Planning and Goal Setting
We run our lives as projects whether we are aware of it or not. To a cook, he plans on what to cook, considers the costs, time, factors in the ingredients, and even organizes cooking into small achievable tasks to have the desired food ready. Success has different meanings but without clarity on the process, goals and products it is no success. Planning is essential to the achievement of goals. The client needs to make the right choices as choices define life. The coach can support the client to narrow down on the choices made into powerful goals. Goal setting helps the client focus their attention and effort into the achievement of set goals. One common guidance to setting a goal is the use of SMART decoded as Specific; Measurable; Achievable; Realistic and Time-specific. Goals can be short-term, intermediate and long-term. Visualization can be used to create a strong vision of the client’s goal. This is one way for a client to motivate themselves to achieve their goal. It is advisable for the client to plan on rewarding themselves following the achievement of the goal.

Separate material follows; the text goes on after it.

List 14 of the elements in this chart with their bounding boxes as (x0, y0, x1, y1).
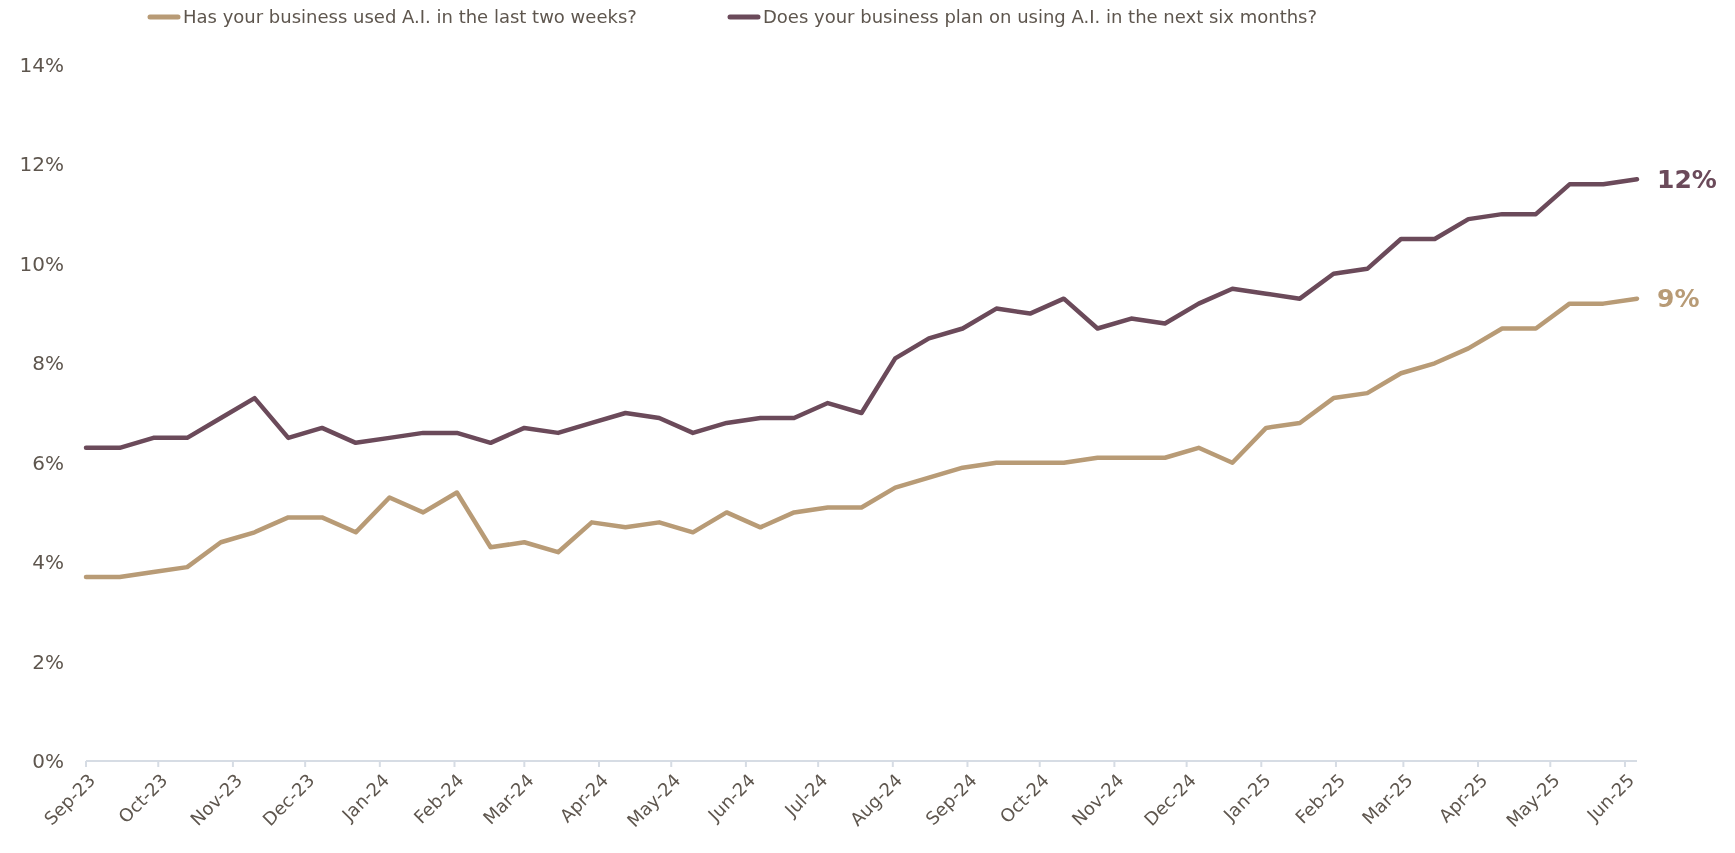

Processes are everywhere. When a client understands the process he is involved in, it becomes easier to spot the areas of improvement. Achieving the goals set in life requires clearly looking into the process. Investing time in mapping the process ensures efficiency. It is in the mapping of the process that a client can identify areas where he needs support. This support could be an encouragement, additional insights into the process, or being held accountable to achieve the goals set. One powerful question used is; who or what motivates you to achieve your goals? The answers given to this question form a basis to build upon a support structure for the client. Some structures are formed consciously while others are not and exist on their own. For example; Time is self-managing…one cannot put time on hold. We, therefore, plan with the standard 24 hours a day. Some structures are set by ourselves while some are set by other parties. It is advisable to evaluate whether the existing structures serve the client and contribute to the achievement of their goals. This gives an opportunity where alternative structures can be established.
- What is your perception of liberation?
- What characteristics do you see in a person modelling liberation?
- Consider a past experience when you were in a state of inhibition. What beliefs did you carry into the situation?
- What did it take you to get out of this situation?
- How do you remain mindful in a challenging situation?
- How do you manage a situation where a person is inhibited?